The photographs of four calm, dignified faces at prayer set a distinctive tone for the new exhibit at the Canadian Museum of Civilization. Its uniqueness is amplified by its ambitious billing as an “insider’s look” at the experience of God, a guide for “users.” Religion is not primarily about texts or objects behind glass, the show suggests; it takes practice. Canadian Christians will come to the show with their own familiar set of practices—prayer, worship, initiation, and service—and find their distinctive habits set alongside those of their increasingly diverse neighbours. While this can be challenging, the exhibit is a very valuable encounter as it reminds us of our Lord’s command to love, and thus to mission.
First, love. One of the show’s eleven themes looks at the importance of sacred places. To convey this, one wall features a transcribed email and phone correspondence in which a Muslim girl relates her pilgrimage to Mecca (hajj) to her sister. Her repeated invitation for her sibling to do likewise reminds us that such a journey of faith cannot be merely observed from a distance. Anyone acquainted with the effects of earnest piety within families will knowingly smile, or wince, at how the pilgrim suggests her sister follow suit in spite of other pressing concerns. Nevertheless, it personally conveys the concern that compels faith to make an invitation to others, which Christians can be increasingly hesitant to do in a time of cultural pluralism. Of course, such an example is particularly valuable in that it challenges our own practice of faith while informing us of the distinctive forms that another religion takes.

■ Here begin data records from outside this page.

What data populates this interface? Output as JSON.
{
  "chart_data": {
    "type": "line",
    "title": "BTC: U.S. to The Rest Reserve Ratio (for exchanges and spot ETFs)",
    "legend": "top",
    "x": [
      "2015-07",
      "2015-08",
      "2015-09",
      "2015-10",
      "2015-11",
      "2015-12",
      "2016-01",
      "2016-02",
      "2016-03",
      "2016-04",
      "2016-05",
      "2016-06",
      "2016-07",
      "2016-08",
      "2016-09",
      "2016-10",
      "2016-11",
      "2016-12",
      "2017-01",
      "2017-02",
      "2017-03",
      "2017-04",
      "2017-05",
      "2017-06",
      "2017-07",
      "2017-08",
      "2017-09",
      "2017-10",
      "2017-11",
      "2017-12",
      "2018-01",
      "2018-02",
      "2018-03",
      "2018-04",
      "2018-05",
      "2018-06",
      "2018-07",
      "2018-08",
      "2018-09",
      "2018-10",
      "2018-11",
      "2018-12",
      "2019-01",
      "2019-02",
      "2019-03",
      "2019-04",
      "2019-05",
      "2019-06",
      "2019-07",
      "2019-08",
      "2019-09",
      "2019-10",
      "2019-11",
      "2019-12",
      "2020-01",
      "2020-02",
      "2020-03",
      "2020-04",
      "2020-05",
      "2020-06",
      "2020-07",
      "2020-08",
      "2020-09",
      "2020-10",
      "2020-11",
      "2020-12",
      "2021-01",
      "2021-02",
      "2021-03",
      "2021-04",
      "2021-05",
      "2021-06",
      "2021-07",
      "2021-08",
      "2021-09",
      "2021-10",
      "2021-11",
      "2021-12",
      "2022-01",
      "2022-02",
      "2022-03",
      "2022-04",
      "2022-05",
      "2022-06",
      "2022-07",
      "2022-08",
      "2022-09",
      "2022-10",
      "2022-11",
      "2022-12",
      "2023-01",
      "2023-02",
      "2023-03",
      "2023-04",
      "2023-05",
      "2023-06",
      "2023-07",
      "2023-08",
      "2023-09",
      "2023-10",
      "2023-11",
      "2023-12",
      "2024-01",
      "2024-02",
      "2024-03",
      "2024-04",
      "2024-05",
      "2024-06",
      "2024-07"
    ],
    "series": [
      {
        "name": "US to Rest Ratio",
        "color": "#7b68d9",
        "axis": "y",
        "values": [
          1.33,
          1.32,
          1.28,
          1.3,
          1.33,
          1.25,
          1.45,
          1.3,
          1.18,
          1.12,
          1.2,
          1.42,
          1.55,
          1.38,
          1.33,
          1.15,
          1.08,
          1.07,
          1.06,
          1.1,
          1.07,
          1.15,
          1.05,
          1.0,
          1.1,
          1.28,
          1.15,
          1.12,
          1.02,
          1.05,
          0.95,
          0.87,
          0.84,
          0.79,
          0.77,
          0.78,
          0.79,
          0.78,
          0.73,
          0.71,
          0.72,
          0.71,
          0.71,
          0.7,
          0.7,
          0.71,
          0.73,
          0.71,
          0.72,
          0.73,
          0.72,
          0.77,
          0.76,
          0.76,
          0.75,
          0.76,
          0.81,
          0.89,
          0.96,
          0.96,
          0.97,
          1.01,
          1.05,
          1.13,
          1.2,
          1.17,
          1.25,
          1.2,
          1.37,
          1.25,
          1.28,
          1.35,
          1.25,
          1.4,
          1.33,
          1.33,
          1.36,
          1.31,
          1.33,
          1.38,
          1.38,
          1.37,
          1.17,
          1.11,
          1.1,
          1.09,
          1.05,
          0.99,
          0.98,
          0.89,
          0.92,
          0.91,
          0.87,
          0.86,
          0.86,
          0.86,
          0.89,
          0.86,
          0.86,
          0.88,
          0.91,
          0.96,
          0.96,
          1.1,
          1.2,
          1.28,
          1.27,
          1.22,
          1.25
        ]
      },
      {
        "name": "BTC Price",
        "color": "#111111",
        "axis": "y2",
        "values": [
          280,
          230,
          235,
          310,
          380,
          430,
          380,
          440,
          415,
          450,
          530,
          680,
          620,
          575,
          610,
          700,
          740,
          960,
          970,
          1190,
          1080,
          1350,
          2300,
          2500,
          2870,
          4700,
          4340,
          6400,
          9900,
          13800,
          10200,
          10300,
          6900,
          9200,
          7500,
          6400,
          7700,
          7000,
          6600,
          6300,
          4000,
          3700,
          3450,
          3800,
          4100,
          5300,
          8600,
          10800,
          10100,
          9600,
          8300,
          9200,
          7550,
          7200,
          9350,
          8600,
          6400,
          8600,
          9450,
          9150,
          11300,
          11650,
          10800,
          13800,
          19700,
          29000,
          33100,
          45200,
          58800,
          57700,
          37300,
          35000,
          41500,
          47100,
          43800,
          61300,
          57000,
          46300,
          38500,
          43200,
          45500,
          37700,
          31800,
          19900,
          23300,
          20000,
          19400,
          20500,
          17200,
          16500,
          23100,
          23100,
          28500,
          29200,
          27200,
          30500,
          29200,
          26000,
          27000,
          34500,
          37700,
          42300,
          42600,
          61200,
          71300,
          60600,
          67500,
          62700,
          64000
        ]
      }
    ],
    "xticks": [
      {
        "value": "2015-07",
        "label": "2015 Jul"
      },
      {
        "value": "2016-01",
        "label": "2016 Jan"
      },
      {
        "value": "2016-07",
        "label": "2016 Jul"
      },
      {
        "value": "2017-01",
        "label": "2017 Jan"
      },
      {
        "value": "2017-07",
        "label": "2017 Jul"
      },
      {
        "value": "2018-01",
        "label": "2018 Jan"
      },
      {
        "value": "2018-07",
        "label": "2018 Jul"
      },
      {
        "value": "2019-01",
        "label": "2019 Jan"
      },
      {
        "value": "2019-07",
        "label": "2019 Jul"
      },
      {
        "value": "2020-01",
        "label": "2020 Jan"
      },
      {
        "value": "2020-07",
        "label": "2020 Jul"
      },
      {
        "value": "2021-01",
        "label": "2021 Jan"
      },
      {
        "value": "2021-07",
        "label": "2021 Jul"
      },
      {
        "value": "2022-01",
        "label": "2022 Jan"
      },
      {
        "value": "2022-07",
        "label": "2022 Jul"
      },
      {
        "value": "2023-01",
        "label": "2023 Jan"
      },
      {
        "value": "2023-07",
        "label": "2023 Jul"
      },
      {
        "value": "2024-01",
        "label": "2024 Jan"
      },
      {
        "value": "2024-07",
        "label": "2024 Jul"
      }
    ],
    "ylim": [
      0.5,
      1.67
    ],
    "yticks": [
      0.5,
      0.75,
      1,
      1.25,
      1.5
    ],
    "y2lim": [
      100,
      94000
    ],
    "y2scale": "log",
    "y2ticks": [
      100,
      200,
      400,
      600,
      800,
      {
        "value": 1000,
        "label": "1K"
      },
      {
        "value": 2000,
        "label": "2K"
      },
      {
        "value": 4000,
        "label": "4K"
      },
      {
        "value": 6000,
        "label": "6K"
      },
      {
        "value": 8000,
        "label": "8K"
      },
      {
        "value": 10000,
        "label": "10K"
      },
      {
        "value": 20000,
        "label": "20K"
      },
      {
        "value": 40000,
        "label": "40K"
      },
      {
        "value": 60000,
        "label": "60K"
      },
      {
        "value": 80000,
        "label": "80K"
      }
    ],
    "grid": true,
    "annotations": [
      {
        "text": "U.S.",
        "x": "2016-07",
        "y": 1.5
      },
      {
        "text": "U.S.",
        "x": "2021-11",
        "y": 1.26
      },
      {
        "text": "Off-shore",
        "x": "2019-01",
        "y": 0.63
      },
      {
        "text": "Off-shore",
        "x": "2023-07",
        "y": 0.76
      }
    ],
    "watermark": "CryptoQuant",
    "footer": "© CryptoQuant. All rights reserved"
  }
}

Next, mission. As a Christian visitor I was skeptical of the show’s claim to be an “insider’s look.” After all, Jesus taught that a certain perception was only possible through the waters of baptism: “no one can see the Kingdom of God unless they are born again.” While the true insider’s look may be untranslatable, though, the exhibit’s portrayals show great care and creativity in mediating the practices of faith to outsiders. This challenges the Christian to ask if her own witness strives to so public and thorough. This question is particularly sharp for the denomination that names itself after baptism, that Christian rite of passage our Lord commanded us to go and perform. Such performance was allied to teaching in the great commission, of course, reminding us to make it winsome and accessible to our neighbours.
There is an opportunity to do just that before leaving the exhibit. In one display, visitors are invited to offer their own hopes and fears on the afterlife through video or text. This takes on added urgency given the many misconceptions people have about what Christianity teaches on this theme. Unfortunately, the gallery itself repeats a common one with an uncharacteristically reductive statement that “for Christians, Muslims, and Jews, the soul is freed from the body to inhabit an eternal world.” To sharpen the effect of this (mis)representation, an affecting exhibit video of Mélanie, an Atheist, relays her disbelief that the soul and body are too closely linked in human personhood to be divided, leading her to the conclusion that they must expire together. It left me wondering if there is an “insider” somewhere, baptized body and soul in the hope of resurrection, ready to witness for more.
God(s): A User’s Guide runs December 2, 2011 to September 3, 2012 at the Canadian Museum of Civilization (Gatineau, QC).